All members of the selected households were subsequently interviewed. The field investigation, which included the collection of demographic information, dietary data, and blood samples, was conducted in 2022.
The present study utilized a structured questionnaire from the Chinese Resident Nutrition and Health Survey (CNHS) (11), which collected detailed information on sociodemographic characteristics, daily dietary intake, and daily life behaviours relevant to this study.

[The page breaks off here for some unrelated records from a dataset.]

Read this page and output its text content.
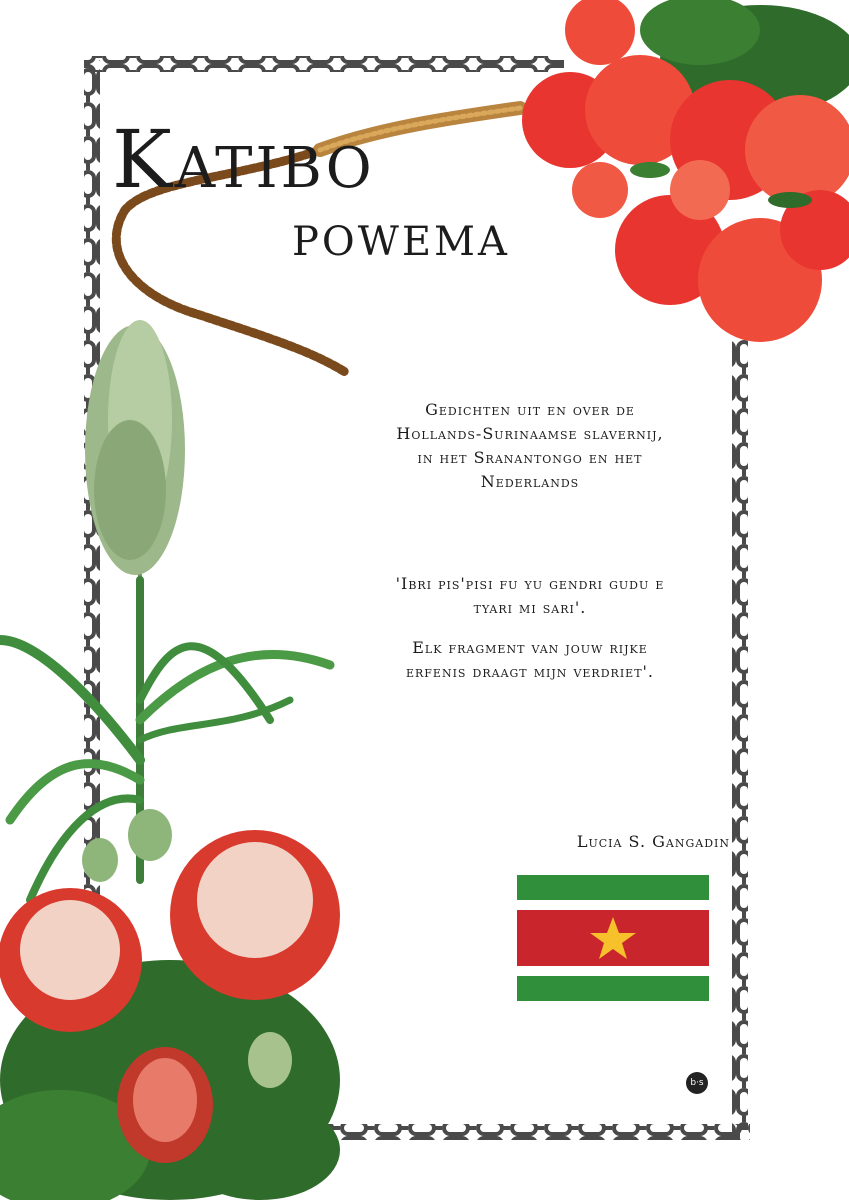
Katibo
POWEMA
Gedichten uit en over de
Hollands-Surinaamse slavernij,
in het Sranantongo en het
Nederlands
'Ibri pis'pisi fu yu gendri gudu e
tyari mi sari'.
Elk fragment van jouw rijke
erfenis draagt mijn verdriet'.
Lucia S. Gangadin
b·s
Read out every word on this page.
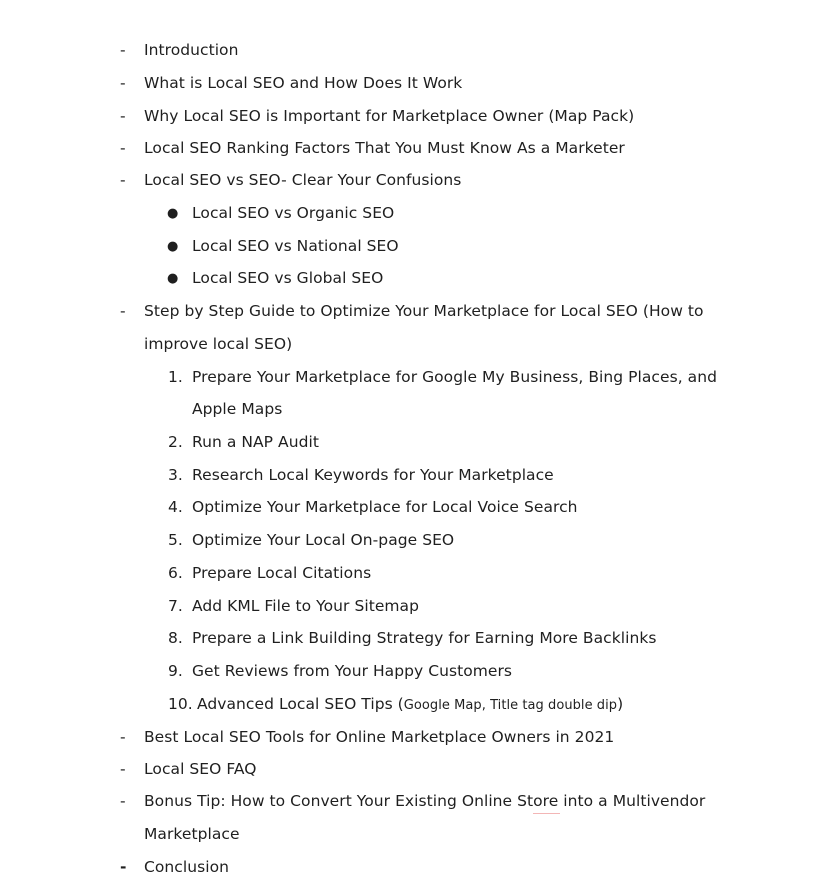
- Introduction
- What is Local SEO and How Does It Work
- Why Local SEO is Important for Marketplace Owner (Map Pack)
- Local SEO Ranking Factors That You Must Know As a Marketer
- Local SEO vs SEO- Clear Your Confusions
● Local SEO vs Organic SEO
● Local SEO vs National SEO
● Local SEO vs Global SEO
- Step by Step Guide to Optimize Your Marketplace for Local SEO (How to
improve local SEO)
1. Prepare Your Marketplace for Google My Business, Bing Places, and
Apple Maps
2. Run a NAP Audit
3. Research Local Keywords for Your Marketplace
4. Optimize Your Marketplace for Local Voice Search
5. Optimize Your Local On-page SEO
6. Prepare Local Citations
7. Add KML File to Your Sitemap
8. Prepare a Link Building Strategy for Earning More Backlinks
9. Get Reviews from Your Happy Customers
10. Advanced Local SEO Tips (Google Map, Title tag double dip)
- Best Local SEO Tools for Online Marketplace Owners in 2021
- Local SEO FAQ
- Bonus Tip: How to Convert Your Existing Online Store into a Multivendor
Marketplace
- Conclusion
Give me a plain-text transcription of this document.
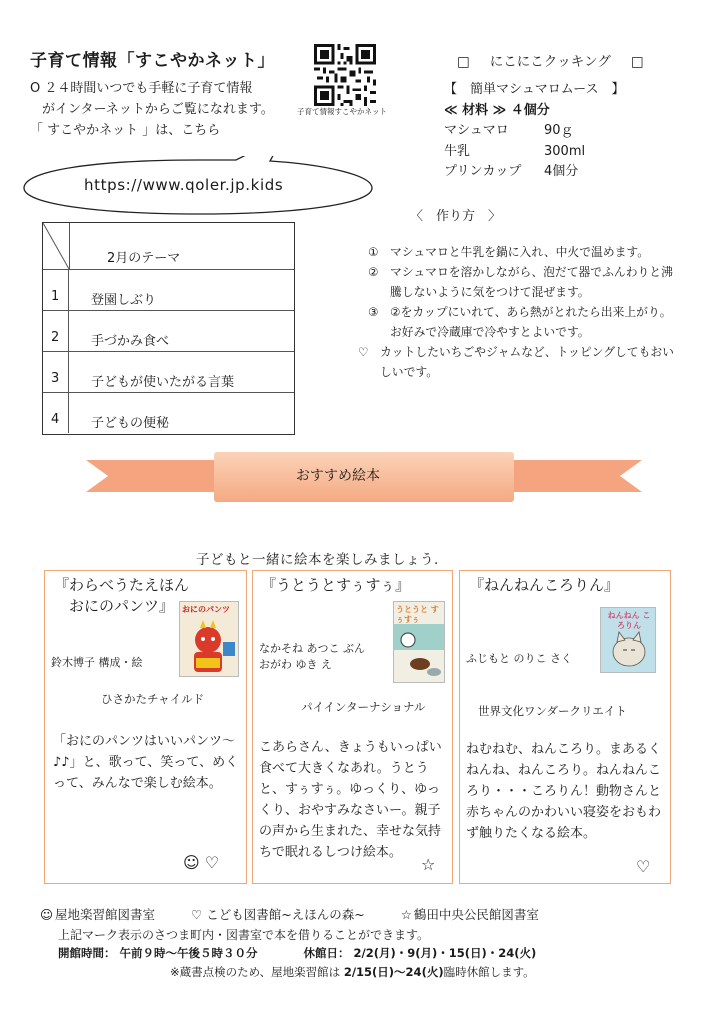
子育て情報「すこやかネット」
O ２４時間いつでも手軽に子育て情報
がインターネットからご覧になれます。
「 すこやかネット 」は、こちら
子育て情報すこやかネット
https://www.qoler.jp.kids
□ にこにこクッキング □
【　簡単マシュマロムース　】
≪ 材料 ≫ ４個分
マシュマロ	90ｇ
牛乳	300ml
プリンカップ	4個分
〈　作り方　〉
① マシュマロと牛乳を鍋に入れ、中火で温めます。
② マシュマロを溶かしながら、泡だて器でふんわりと沸騰しないように気をつけて混ぜます。
③ ②をカップにいれて、あら熱がとれたら出来上がり。お好みで冷蔵庫で冷やすとよいです。
♡ カットしたいちごやジャムなど、トッピングしてもおいしいです。
2月のテーマ
1	登園しぶり
2	手づかみ食べ
3	子どもが使いたがる言葉
4	子どもの便秘
おすすめ絵本
子どもと一緒に絵本を楽しみましょう.
『わらべうたえほん
　おにのパンツ』 おにのパンツ
鈴木博子 構成・絵
ひさかたチャイルド
「おにのパンツはいいパンツ～♪♪」と、歌って、笑って、めくって、みんなで楽しむ絵本。
☺ ♡
『うとうとすぅすぅ』
うとうと すぅすぅ
なかそね あつこ ぶん
おがわ ゆき え
パイインターナショナル
こあらさん、きょうもいっぱい食べて大きくなあれ。うとうと、すぅすぅ。ゆっくり、ゆっくり、おやすみなさいー。親子の声から生まれた、幸せな気持ちで眠れるしつけ絵本。
☆
『ねんねんころりん』
ねんねん ころりん
ふじもと のりこ さく
世界文化ワンダークリエイト
ねむねむ、ねんころり。まあるくねんね、ねんころり。ねんねんころり・・・ころりん！動物さんと赤ちゃんのかわいい寝姿をおもわず触りたくなる絵本。
♡
☺ 屋地楽習館図書室	♡ こども図書館~えほんの森~	☆ 鶴田中央公民館図書室
上記マーク表示のさつま町内・図書室で本を借りることができます。
開館時間： 午前９時～午後５時３０分	休館日： 2/2(月)・9(月)・15(日)・24(火)
※蔵書点検のため、屋地楽習館は 2/15(日)～24(火)臨時休館します。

Anthropometric and laboratory assessment
Measurements were conducted by trained investigators using standardized methods in a centralized setting. Height was measured without shoes to the nearest 0.2 cm using a portable stadiometer (TZG, Wuxi weighing instrument factory Co., Ltd., Wuxi, China), and weight was measured without shoes and in light clothing to the nearest 0.1 kg on a calibrated beam scale (G&G tc——200 k, Shanghai Taizhiheng Electronic Weighing Instrument Co., Ltd., Shanghai, China). Body Mass Index (BMI) is the most widely used measure of obesity, and the World Health Organization cut-off is 18.5–23.9 kg/m^2^ for a normal BMI. BMI was calculated as weight (kg)/height (m)^2^. A BMI greater than or equal to 24.0 kg/m^2^ or less than 28.0 kg/m^2^ is considered overweight, whereas a BMI greater than or equal to 28.0 kg/m^2^ is considered obese (12). To assess SBP and DBP, participants rested for 15 min before the measurement. An upper-arm electronic blood pressure monitor was used to measure blood pressure. The diagnostic criteria for hypertension were systolic blood pressure ≥140 mmHg and/or diastolic blood pressure ≥90 mmHg (13).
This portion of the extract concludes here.